Standing together in stoicism
Around 300 BC, students gathered every day where Zeno of Citium taught at the painted colonnade in Athens. A colonnade is a row of columns. The words for painted colonnade were Stoa poikile, so these folks came to be called the Stoics.
Zeno’s students shared a vision of the world as a benevolent, organic whole. If people see evil, it’s because they don’t see or know the entire thing. The Stoics thought, as Socrates had, that human virtue is based in knowledge: The more you know, the more you see the good.
Like Aristotle, the Stoics saw reason as an underlying principle of nature, and they thought individuals should live in harmony with nature. The most famous part of Stoic philosophy is a bit about how pleasure, pain, and even death aren’t really relevant to true happiness, and all these things should be borne with equanimity.
Stoicism spread to Rome, where it competed for followers with Epicureanism and skepticism. The Stoics believed in a brotherhood of humans, making stoicism the philosophy of Roman republicans who opposed a return to monarchy.

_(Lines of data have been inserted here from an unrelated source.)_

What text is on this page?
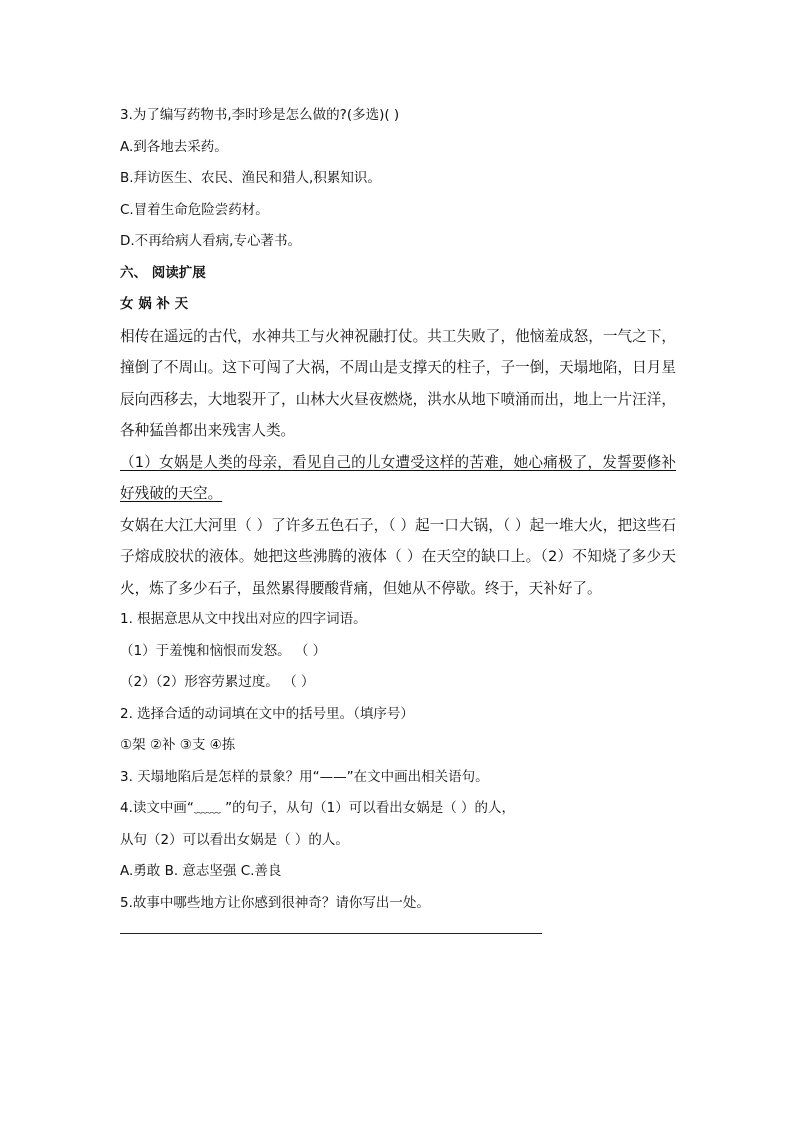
3.为了编写药物书,李时珍是怎么做的?(多选)( )
A.到各地去采药。
B.拜访医生、农民、渔民和猎人,积累知识。
C.冒着生命危险尝药材。
D.不再给病人看病,专心著书。
六、 阅读扩展
女 娲 补 天
相传在遥远的古代，水神共工与火神祝融打仗。共工失败了，他恼羞成怒，一气之下，撞倒了不周山。这下可闯了大祸，不周山是支撑天的柱子，子一倒，天塌地陷，日月星辰向西移去，大地裂开了，山林大火昼夜燃烧，洪水从地下喷涌而出，地上一片汪洋，各种猛兽都出来残害人类。
（1）女娲是人类的母亲，看见自己的儿女遭受这样的苦难，她心痛极了，发誓要修补好残破的天空。
女娲在大江大河里（ ）了许多五色石子，（ ）起一口大锅，（ ）起一堆大火，把这些石子熔成胶状的液体。她把这些沸腾的液体（ ）在天空的缺口上。（2）不知烧了多少天火，炼了多少石子，虽然累得腰酸背痛，但她从不停歇。终于，天补好了。
1. 根据意思从文中找出对应的四字词语。
（1）于羞愧和恼恨而发怒。 （ ）
（2）（2）形容劳累过度。 （ ）
2. 选择合适的动词填在文中的括号里。（填序号）
①架 ②补 ③支 ④拣
3. 天塌地陷后是怎样的景象？用“——”在文中画出相关语句。
4.读文中画“﹏﹏ ”的句子，从句（1）可以看出女娲是（ ）的人，
从句（2）可以看出女娲是（ ）的人。
A.勇敢 B. 意志坚强 C.善良
5.故事中哪些地方让你感到很神奇？请你写出一处。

Doubting the world: Skepticism
A skeptic is someone who habitually doubts, especially someone who questions accepted assumptions. There was an element of skepticism in the way Socrates rooted out contradictions in conventional wisdom.

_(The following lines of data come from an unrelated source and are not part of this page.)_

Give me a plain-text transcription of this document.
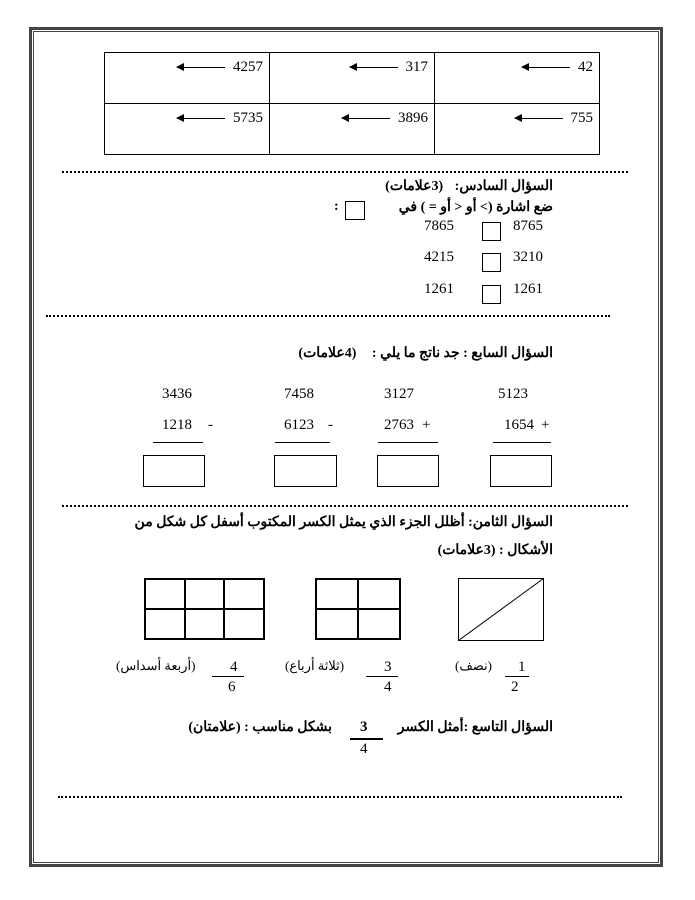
4257	317	42

5735	3896	755
السؤال السادس: (3علامات)
ضع اشارة (> أو < أو = ) في
:
7865	8765
4215	3210
1261	1261
السؤال السابع : جد ناتج ما يلي : (4علامات)
3436
1218 -
7458
6123 -
3127
2763 +
5123
1654 +
السؤال الثامن: أظلل الجزء الذي يمثل الكسر المكتوب أسفل كل شكل من
الأشكال : (3علامات)
4
6
(أربعة أسداس)	3
4
(ثلاثة أرباع)	1
2
(نصف)
السؤال التاسع :أمثل الكسر
3
4
بشكل مناسب : (علامتان)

Skepticism as a philosophical tradition, however, goes deeper than that, casting doubt on the possibility of any human knowledge at all. Its founder, Pyrrho (360–270 BC), believed that all people are clueless and so it’s best to suspend judgment and stay calm. Skepticism had adherents in Rome.
Putting philosophy to practical use
If you get the impression that Greeks after Alexander the Great didn’t do anything but philosophize, remember that much of what came under the broad heading philosophy (Greek for “love of wisdom”) would today be called math and science.
Philosophy of the time had practical applications. Geometry, for example, came in handy for surveying and building. Incredible buildings went up during the Hellenistic Age. Among them was a fantastic marble lighthouse in the harbor of Alexandria, Egypt.
Alexandria became a center of Greek-style learning. The library there held 700,000 volumes, and the librarian was a Greek named Eratosthenes, who was also a geographer. He worked out a formula for measuring the circumference of the Earth by measuring shadows in Syene, Egypt, and in Alexandria at the same time — at noon on the summer solstice. Then he took the difference between the shadows and multiplied by the distance between the two cities to calculate the planet’s size.
Another Greek at Alexandria reportedly built some kind of steam engine, although nobody knew what to use it for. That thread of knowledge would be picked up in England quite a few centuries later (see Chapter 15).
Tracking the Centuries
May 28, 585 BC: The sun darkens in an eclipse accurately predicted by the philosopher Thales of Miletus.
Sixth century BC: Indian philosopher Ajita of the Hair Blanket says the world consists of four elements: earth, air, fire, and water.
500 BC: Greeks in Ionia (today’s Turkey) rebel against Persian rule.
449 BC: Athens emerges victorious from the Persian Wars as leader of a federation of city-states, the Delian League.
430 BC: According to legend, the philosopher Empedocles demonstrates his own immortality by jumping into the volcanic crater atop Mount Etna.
423 BC: In his comedy The Clouds, playwright Aristophanes makes fun of Socrates, depicting him with his head literally in the clouds.
399 BC: Condemned to death for his teachings, the imprisoned Socrates drinks a poison hemlock potion and dies, surrounded by his followers.
387 BC: Plato returns to Athens to found a school of philosophy.
384 BC: Aristotle is born in Macedon, the son of the king’s physician.
300 BC: Zeno of Citium teaches philosophy every day at the painted colonnade, or Stoa poikile, in central Athens.
Around 255 BC: Eratosthenes becomes librarian at Alexandria, Egypt, and is in charge of the largest storehouse of knowledge in the world.